Robert Rohde

Robert Andrew Rohde is a former graduate student at the University of California, Berkeley, where he studied under Richard A. Muller. He received his PhD in 2010 with a thesis entitled "The Development and Use of the Berkeley Fluorescence Spectrometer to Characterize Microbial Content and Detect Volcanic Ash in Glacial Ice."[1] He has recently attracted media attention because of his role in the Berkeley Earth project (also known as "BEST") as the lead scientist,[2] and was responsible for writing software that searched databases for global temperature records, compiled the records, and merged them into a global temperature record, a task that Muller compared to "Hercules's enormous task of cleaning the Augean stables."[3] With regard to Rohde's role in BEST, Muller also said that Rohde was responsible for extending the temperature record determined by the project back to 1753.[4]

Pre-BEST career

While a grad student, Rohde and Muller published a letter to Nature on the topic of mass extinctions throughout Earth's history.
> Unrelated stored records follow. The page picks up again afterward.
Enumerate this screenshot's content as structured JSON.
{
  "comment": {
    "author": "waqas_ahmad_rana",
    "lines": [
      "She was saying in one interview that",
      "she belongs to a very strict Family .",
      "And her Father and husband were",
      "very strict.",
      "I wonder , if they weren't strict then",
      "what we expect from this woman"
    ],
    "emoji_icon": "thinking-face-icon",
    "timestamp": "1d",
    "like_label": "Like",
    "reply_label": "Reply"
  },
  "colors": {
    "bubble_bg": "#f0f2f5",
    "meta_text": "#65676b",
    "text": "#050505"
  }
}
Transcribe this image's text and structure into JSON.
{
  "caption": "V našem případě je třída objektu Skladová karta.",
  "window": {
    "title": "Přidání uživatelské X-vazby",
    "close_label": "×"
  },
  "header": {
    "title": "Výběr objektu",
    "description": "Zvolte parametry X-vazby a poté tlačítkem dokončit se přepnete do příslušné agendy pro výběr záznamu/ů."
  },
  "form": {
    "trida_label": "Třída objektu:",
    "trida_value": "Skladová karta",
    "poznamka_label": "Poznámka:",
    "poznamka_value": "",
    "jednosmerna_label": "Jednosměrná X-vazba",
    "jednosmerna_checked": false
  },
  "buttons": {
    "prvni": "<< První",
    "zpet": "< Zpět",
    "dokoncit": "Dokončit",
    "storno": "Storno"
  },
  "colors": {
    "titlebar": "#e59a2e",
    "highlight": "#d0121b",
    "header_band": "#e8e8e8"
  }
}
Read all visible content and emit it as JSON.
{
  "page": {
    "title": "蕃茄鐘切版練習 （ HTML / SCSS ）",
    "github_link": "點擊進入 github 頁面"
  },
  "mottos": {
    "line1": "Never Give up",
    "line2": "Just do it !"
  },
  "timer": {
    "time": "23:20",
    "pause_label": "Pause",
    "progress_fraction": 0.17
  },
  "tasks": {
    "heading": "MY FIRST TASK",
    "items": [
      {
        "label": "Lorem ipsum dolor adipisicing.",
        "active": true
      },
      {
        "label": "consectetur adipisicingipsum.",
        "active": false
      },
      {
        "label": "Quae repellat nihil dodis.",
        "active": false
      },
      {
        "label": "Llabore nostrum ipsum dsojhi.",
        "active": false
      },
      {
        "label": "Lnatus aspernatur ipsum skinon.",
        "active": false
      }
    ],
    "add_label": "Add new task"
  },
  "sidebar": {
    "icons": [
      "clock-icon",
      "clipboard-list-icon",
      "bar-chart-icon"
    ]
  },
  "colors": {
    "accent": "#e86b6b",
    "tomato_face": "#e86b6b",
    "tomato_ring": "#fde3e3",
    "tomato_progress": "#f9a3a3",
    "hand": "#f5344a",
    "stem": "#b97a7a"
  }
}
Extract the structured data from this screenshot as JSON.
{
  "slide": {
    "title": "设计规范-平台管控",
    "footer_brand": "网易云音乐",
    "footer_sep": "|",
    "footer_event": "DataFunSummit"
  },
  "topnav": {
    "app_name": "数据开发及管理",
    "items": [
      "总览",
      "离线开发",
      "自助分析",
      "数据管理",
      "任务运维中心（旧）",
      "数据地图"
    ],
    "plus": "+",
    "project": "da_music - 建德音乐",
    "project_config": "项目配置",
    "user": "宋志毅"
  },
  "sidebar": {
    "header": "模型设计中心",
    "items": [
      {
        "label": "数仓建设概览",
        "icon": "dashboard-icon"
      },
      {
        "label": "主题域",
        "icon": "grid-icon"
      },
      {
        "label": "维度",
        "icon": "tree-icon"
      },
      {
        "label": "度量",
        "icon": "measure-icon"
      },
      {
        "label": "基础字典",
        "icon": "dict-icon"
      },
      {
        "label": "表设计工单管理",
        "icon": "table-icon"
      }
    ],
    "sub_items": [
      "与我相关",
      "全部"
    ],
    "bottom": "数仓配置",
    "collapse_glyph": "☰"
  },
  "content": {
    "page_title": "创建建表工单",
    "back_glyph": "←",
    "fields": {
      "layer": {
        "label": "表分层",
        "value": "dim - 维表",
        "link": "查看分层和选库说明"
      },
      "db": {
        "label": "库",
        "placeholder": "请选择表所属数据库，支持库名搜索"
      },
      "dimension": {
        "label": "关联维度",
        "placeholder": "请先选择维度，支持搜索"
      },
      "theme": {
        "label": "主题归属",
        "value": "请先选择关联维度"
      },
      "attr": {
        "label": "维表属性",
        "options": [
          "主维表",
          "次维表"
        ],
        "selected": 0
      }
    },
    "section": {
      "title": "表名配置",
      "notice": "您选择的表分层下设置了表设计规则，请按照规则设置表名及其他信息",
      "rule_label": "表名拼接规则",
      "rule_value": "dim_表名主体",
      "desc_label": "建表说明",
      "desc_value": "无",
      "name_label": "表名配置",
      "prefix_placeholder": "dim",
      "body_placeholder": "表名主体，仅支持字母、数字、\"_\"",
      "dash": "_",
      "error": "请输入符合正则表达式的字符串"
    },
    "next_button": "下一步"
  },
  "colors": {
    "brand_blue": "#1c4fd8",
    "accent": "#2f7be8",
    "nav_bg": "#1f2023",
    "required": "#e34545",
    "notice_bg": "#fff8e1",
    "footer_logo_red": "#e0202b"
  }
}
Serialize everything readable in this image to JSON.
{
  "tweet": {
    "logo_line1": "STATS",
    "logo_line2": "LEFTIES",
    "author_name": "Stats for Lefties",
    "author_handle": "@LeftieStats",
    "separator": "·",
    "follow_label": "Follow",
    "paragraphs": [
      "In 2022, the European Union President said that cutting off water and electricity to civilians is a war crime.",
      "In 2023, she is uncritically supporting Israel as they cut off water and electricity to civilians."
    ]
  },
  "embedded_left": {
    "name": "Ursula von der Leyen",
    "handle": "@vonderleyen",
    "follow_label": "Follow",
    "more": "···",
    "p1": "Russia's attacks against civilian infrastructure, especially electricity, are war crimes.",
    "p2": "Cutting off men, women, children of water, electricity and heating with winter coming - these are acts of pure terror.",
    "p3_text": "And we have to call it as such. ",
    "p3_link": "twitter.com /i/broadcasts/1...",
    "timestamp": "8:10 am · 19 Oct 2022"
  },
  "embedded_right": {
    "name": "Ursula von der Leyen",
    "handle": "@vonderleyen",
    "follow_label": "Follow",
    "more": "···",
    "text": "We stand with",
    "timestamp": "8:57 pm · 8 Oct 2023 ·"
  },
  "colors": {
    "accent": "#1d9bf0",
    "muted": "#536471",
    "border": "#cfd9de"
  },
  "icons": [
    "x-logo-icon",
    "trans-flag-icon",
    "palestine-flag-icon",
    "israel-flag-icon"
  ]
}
Rohde et al. found that such extinctions occur surprisingly regularly, about every 62 million years.[5][6] During this time, he also published two papers regarding microbial metabolism in ice crystals.[7][8] This research, which showed that microbes can survive in such conditions for up to 100,000 years, was reported on by New Scientist at the time of its publication.[9]

References

  1. Rohde, Robert A. (2010). "The Development and Use of the Berkeley Fluorescence Spectrometer to Characterize Microbial Content and Detect Volcanic Ash in Glacial Ice" (Electronic Thesis or Dissertation). University of California, Berkeley.
  2. Knight, Matthew (21 October 2011). "New climate study deals blow to skeptics". CNN. Retrieved 30 January 2014.
  3. Sample, Ian (27 February 2011). "Can a group of scientists in California end the war on climate change?". The Guardian. Retrieved 30 January 2014.
  4. Flatow, Ira (3 August 2012). "Changing Views About A Changing Climate". NPR. Retrieved 30 January 2014. It came as a bigger surprise over the last three to six months when our young scientist Robert Rohde was able to adopt really excellent statistical methods and push the record back to 1753.
  5. Perlman, David (10 March 2005). "Mass extinction comes every 62 million years, UC physicists discover". SFGate. Retrieved 30 January 2014.
  6. Rohde, R.; Muller, R. (2005). "Cycles in fossil diversity". Nature 434 (7030): 208–210. Bibcode:2005Natur.434..208R. doi:10.1038/nature03339. PMID 15758998.
  7. Rohde, R. A.; Price, P. B.; Bay, R. C.; Bramall, N. E. (2008). "In situ microbial metabolism as a cause of gas anomalies in ice". Proceedings of the National Academy of Sciences 105 (25): 8667. doi:10.1073/pnas.0803763105.
  8. Rohde, R. A.; Price, P. B. (2007). "Diffusion-controlled metabolism for long-term survival of single isolated microorganisms trapped within ice crystals". Proceedings of the National Academy of Sciences 104 (42): 16592. doi:10.1073/pnas.0708183104.
  9. "Microbes can survive deep freeze for 100,000 years". New Scientist. 13 October 2007. Retrieved 30 January 2014.